What if instead of waiting, we could create brand-new, customized organs from scratch?

如果不要用等待方式，我们能从零开始，制造全新客制化器官呢？

That’s the idea behind bioprinting, a branch of regenerative medicine currently under development.

那正是生物列印的理念，它是再生医学的一分支，目前正在发展中。

We’re not able to print complex organs just yet, but simpler tissues including blood vessels and tubes responsible for nutrient and waste exchange are already in our grasp.

我们尚无法列印复杂的器官，但简单的组织，例如血管或负责营养及废物交换的管道等，已有办法列印出。

Bioprinting is a biological cousin of 3-D printing, a technique that deposits layers of material on top of each other to construct a three-dimensional object one slice at a time.

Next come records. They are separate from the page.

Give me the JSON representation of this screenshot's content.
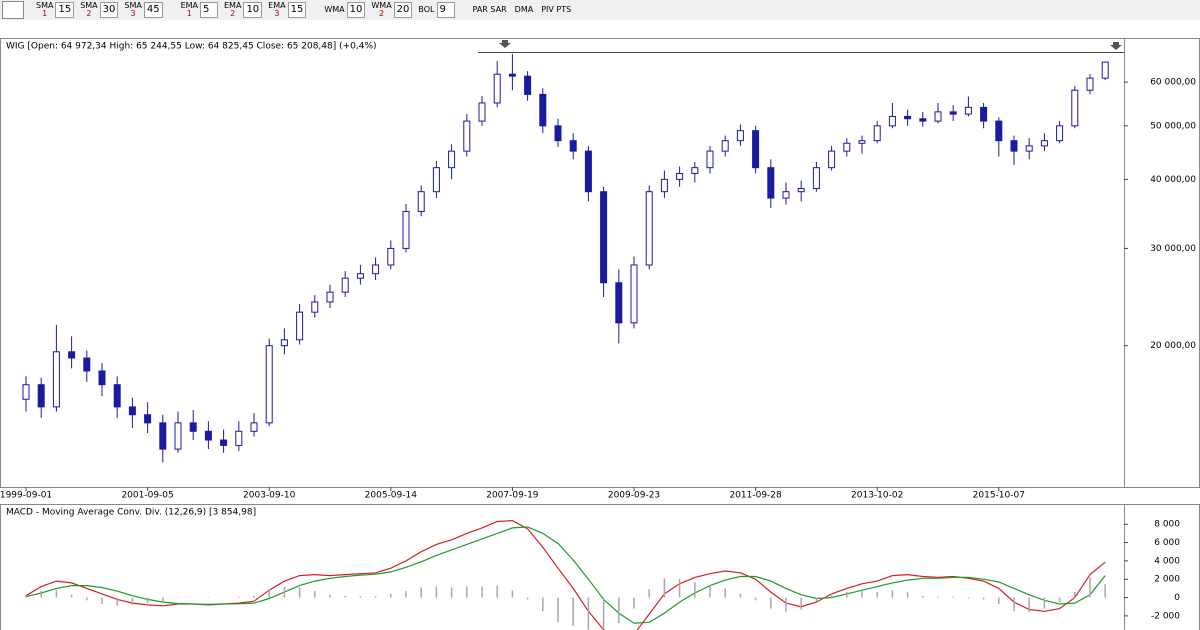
{
  "toolbar": [
    {
      "label": "SMA",
      "sub": "1",
      "value": "15"
    },
    {
      "label": "SMA",
      "sub": "2",
      "value": "30"
    },
    {
      "label": "SMA",
      "sub": "3",
      "value": "45"
    },
    {
      "label": "EMA",
      "sub": "1",
      "value": "5"
    },
    {
      "label": "EMA",
      "sub": "2",
      "value": "10"
    },
    {
      "label": "EMA",
      "sub": "3",
      "value": "15"
    },
    {
      "label": "WMA",
      "value": "10"
    },
    {
      "label": "WMA",
      "sub": "2",
      "value": "20"
    },
    {
      "label": "BOL",
      "value": "9"
    },
    {
      "label": "PAR SAR"
    },
    {
      "label": "DMA"
    },
    {
      "label": "PIV PTS"
    }
  ],
  "chart_data": [
    {
      "type": "candlestick",
      "title": "WIG [Open: 64 972,34  High: 65 244,55  Low: 64 825,45  Close: 65 208,48] (+0,4%)",
      "log_scale": true,
      "grid": false,
      "up_color": "#ffffff",
      "down_color": "#1a1aa0",
      "edge_color": "#1a1aa0",
      "categories": [
        "1999-09-01",
        null,
        null,
        null,
        null,
        null,
        null,
        null,
        "2001-09-05",
        null,
        null,
        null,
        null,
        null,
        null,
        null,
        "2003-09-10",
        null,
        null,
        null,
        null,
        null,
        null,
        null,
        "2005-09-14",
        null,
        null,
        null,
        null,
        null,
        null,
        null,
        "2007-09-19",
        null,
        null,
        null,
        null,
        null,
        null,
        null,
        "2009-09-23",
        null,
        null,
        null,
        null,
        null,
        null,
        null,
        "2011-09-28",
        null,
        null,
        null,
        null,
        null,
        null,
        null,
        "2013-10-02",
        null,
        null,
        null,
        null,
        null,
        null,
        null,
        "2015-10-07",
        null,
        null,
        null,
        null,
        null,
        null,
        null
      ],
      "open": [
        16000,
        17000,
        15500,
        19500,
        19000,
        18000,
        17000,
        15500,
        15000,
        14500,
        13000,
        14500,
        14000,
        13500,
        13200,
        14000,
        14500,
        20000,
        20500,
        23000,
        24000,
        25000,
        26500,
        27000,
        28000,
        30000,
        35000,
        38000,
        42000,
        45000,
        51000,
        55000,
        62000,
        61500,
        57000,
        50000,
        47000,
        45000,
        38000,
        26000,
        22000,
        28000,
        38000,
        40000,
        41000,
        42000,
        45000,
        47000,
        49000,
        42000,
        37000,
        38000,
        38500,
        42000,
        45000,
        46500,
        47000,
        50000,
        52000,
        51500,
        51000,
        53000,
        52500,
        54000,
        51000,
        47000,
        45000,
        46000,
        47000,
        50000,
        58000,
        61000
      ],
      "high": [
        17600,
        17500,
        21800,
        20800,
        19600,
        18600,
        17600,
        16100,
        15800,
        15000,
        15200,
        15300,
        14600,
        14100,
        14600,
        15100,
        20600,
        21500,
        23800,
        24700,
        25800,
        27300,
        28000,
        28900,
        31000,
        36100,
        39000,
        43200,
        46300,
        52500,
        56600,
        65500,
        67500,
        62800,
        58500,
        51500,
        48500,
        46000,
        38800,
        27500,
        29000,
        39000,
        41500,
        42200,
        43000,
        46000,
        48000,
        50300,
        50000,
        43500,
        39500,
        39800,
        43000,
        46000,
        47500,
        48000,
        51000,
        55000,
        53500,
        53000,
        55000,
        54500,
        56500,
        55000,
        51800,
        48000,
        47500,
        48500,
        51000,
        59000,
        62000,
        65300
      ],
      "low": [
        15200,
        14800,
        15200,
        18200,
        17200,
        16200,
        14800,
        14200,
        13900,
        12300,
        12800,
        13500,
        13000,
        12800,
        12900,
        13700,
        14300,
        19300,
        20100,
        22500,
        23400,
        24500,
        25800,
        26300,
        27500,
        29500,
        34300,
        37000,
        40000,
        44000,
        50000,
        54000,
        58000,
        55500,
        48500,
        45800,
        43500,
        36500,
        24500,
        20200,
        21500,
        27500,
        37000,
        38800,
        39500,
        41000,
        44000,
        46000,
        41000,
        35500,
        36000,
        36500,
        38000,
        41500,
        44000,
        44500,
        46500,
        49500,
        50000,
        49800,
        50500,
        51000,
        52000,
        49500,
        44000,
        42500,
        43500,
        45000,
        46500,
        49500,
        57000,
        60500
      ],
      "close": [
        17000,
        15500,
        19500,
        19000,
        18000,
        17000,
        15500,
        15000,
        14500,
        13000,
        14500,
        14000,
        13500,
        13200,
        14000,
        14500,
        20000,
        20500,
        23000,
        24000,
        25000,
        26500,
        27000,
        28000,
        30000,
        35000,
        38000,
        42000,
        45000,
        51000,
        55000,
        62000,
        61500,
        57000,
        50000,
        47000,
        45000,
        38000,
        26000,
        22000,
        28000,
        38000,
        40000,
        41000,
        42000,
        45000,
        47000,
        49000,
        42000,
        37000,
        38000,
        38500,
        42000,
        45000,
        46500,
        47000,
        50000,
        52000,
        51500,
        51000,
        53000,
        52500,
        54000,
        51000,
        47000,
        45000,
        46000,
        47000,
        50000,
        58000,
        61000,
        65208.48
      ],
      "ylim": [
        11100,
        72100
      ],
      "yticks": [
        {
          "value": 20000,
          "label": "20 000,00"
        },
        {
          "value": 30000,
          "label": "30 000,00"
        },
        {
          "value": 40000,
          "label": "40 000,00"
        },
        {
          "value": 50000,
          "label": "50 000,00"
        },
        {
          "value": 60000,
          "label": "60 000,00"
        }
      ]
    },
    {
      "type": "macd",
      "title": "MACD - Moving Average Conv. Div. (12,26,9) [3 854,98]",
      "series": [
        {
          "name": "MACD",
          "color": "#d42020",
          "kind": "line",
          "values": [
            200,
            1200,
            1800,
            1600,
            1000,
            400,
            -200,
            -600,
            -800,
            -900,
            -700,
            -700,
            -800,
            -700,
            -600,
            -400,
            800,
            1800,
            2400,
            2500,
            2400,
            2500,
            2600,
            2700,
            3200,
            4000,
            5000,
            5800,
            6300,
            7000,
            7600,
            8300,
            8400,
            7500,
            5500,
            3200,
            1000,
            -1500,
            -3500,
            -4500,
            -4000,
            -1800,
            400,
            1500,
            2200,
            2600,
            2900,
            2700,
            2000,
            600,
            -600,
            -1000,
            -500,
            400,
            1000,
            1500,
            1800,
            2400,
            2500,
            2300,
            2200,
            2300,
            2100,
            1800,
            1000,
            -500,
            -1300,
            -1500,
            -1200,
            0,
            2500,
            3854.98
          ]
        },
        {
          "name": "Signal",
          "color": "#1f9a2a",
          "kind": "line",
          "values": [
            100,
            500,
            1000,
            1300,
            1300,
            1100,
            700,
            200,
            -200,
            -500,
            -650,
            -700,
            -750,
            -700,
            -680,
            -600,
            -100,
            600,
            1300,
            1800,
            2100,
            2300,
            2450,
            2550,
            2800,
            3300,
            3900,
            4600,
            5200,
            5800,
            6400,
            7000,
            7600,
            7700,
            7000,
            5900,
            4100,
            2000,
            -200,
            -1700,
            -2800,
            -2700,
            -1700,
            -500,
            500,
            1300,
            1900,
            2300,
            2300,
            1800,
            1000,
            300,
            -100,
            0,
            400,
            800,
            1200,
            1600,
            1900,
            2100,
            2100,
            2200,
            2200,
            2000,
            1700,
            1000,
            300,
            -300,
            -700,
            -600,
            300,
            2400
          ]
        },
        {
          "name": "Histogram",
          "color": "#a8a8a8",
          "kind": "bar",
          "values": [
            100,
            700,
            800,
            300,
            -300,
            -700,
            -900,
            -800,
            -600,
            -400,
            -50,
            0,
            -50,
            0,
            80,
            200,
            900,
            1200,
            1100,
            700,
            300,
            200,
            150,
            150,
            400,
            700,
            1100,
            1200,
            1100,
            1200,
            1200,
            1300,
            800,
            -200,
            -1500,
            -2700,
            -3100,
            -3500,
            -3300,
            -2800,
            -1200,
            900,
            2100,
            2000,
            1700,
            1300,
            1000,
            400,
            -300,
            -1200,
            -1600,
            -1300,
            -400,
            400,
            600,
            700,
            600,
            800,
            600,
            200,
            100,
            100,
            -100,
            -200,
            -700,
            -1500,
            -1600,
            -1200,
            -500,
            600,
            2200,
            1454.98
          ]
        }
      ],
      "ylim": [
        -3540,
        10100
      ],
      "yticks": [
        {
          "value": -2000,
          "label": "-2 000"
        },
        0,
        {
          "value": 2000,
          "label": "2 000"
        },
        {
          "value": 4000,
          "label": "4 000"
        },
        {
          "value": 6000,
          "label": "6 000"
        },
        {
          "value": 8000,
          "label": "8 000"
        }
      ]
    }
  ]
}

生物列印和3D立体列印是相关的，是一种将材料层层叠加的技术，一次一层，建构出一个立体的物件。

Instead of starting with metal, plastic, or ceramic, a 3-D printer for organs and tissues uses bioink:a printable material that contains living cells.

不采用金属、塑胶或陶土等原料，器官及组织的3D立体列印机是用“生物墨水”：这是一种含有活体细胞的可列印物质。

The bulk of many bioinks are water-rich molecules called hydrogels.

许多生物墨水的主要组成是富含水的物质──即“水凝胶”。

Mixed into those are millions of living cells as well as various chemicals that encourage cells to communicate and grow.

墨水混合著数百万的活体细胞和多种化学物质以刺激细胞交流及成长。

Some bioinks include a single type of cell, while others combine several different kinds to produce more complex structures.

有些生物墨水只含一种类型的细胞，而有些则结合多种细胞以制造较复杂的构造。

Let’s say you want to print a meniscus, which is a piece of cartilage in the knee that keeps the shinbone and thighbone from grinding against each other.

例如你想列印一个“半月板”，那是膝盖的一块软骨，它可减少小腿胫骨与大腿股骨间的摩擦。

It’s made up of cells called chondrocytes, and you’ll need a healthy supply of them for your bioink.

半月板是由“软骨细胞”所组成，所以你的生物墨水需要有很多软骨细胞。

These cells can come from donors whose cell lines are replicated in a lab.

这些细胞可能来自实验室复制捐赠者的细胞。

Or they might originate from a patient’s own tissue to create a personalized meniscus less likely to be rejected by their body.

或是取自病人的自体组织，制成专属的半月板，这样较不会有身体排斥的状况。

There are several printing techniques, and the most popular is extrusion-based bioprinting.

目前有数种列印技术，最常用的是“挤出式生物列印法”。

In this, bioink gets loaded into a printing chamber and pushed through a round nozzle attached to a printhead.

此法是将生物墨水装入列印管中，然后挤压通过一个附在喷头上的圆形喷嘴。

It emerges from a nozzle that’s rarely wider than 400 microns in diameter, and can produce a continuous filament roughly the thickness of a human fingernail.

它从一个直径几近 400 微米的喷嘴挤出，且能形成连续的细线，其厚度与人的指甲相仿。

A computerized image or file guides the placement of the strands, either onto a flat surface or into a liquid bath that’ll help hold the structure in place until it stabilizes.

以电脑图像或档案来导引细线的位置，墨汁被挤到一个平面上或液体容器中，如此可协助构造成形，直到稳定。

These printers are fast, producing the meniscus in about half an hour, one thin strand at a time.

列印机的速度很快，一次一缕细线，约半小时就可制出半月板。

After printing, some bioinks will stiffen immediately; others need UV light or an additional chemical or physical process to stabilize the structure.

列印后，有些生物墨水会立刻变硬，而有些需借助紫外线或特别的化学、物理方法来稳定结构。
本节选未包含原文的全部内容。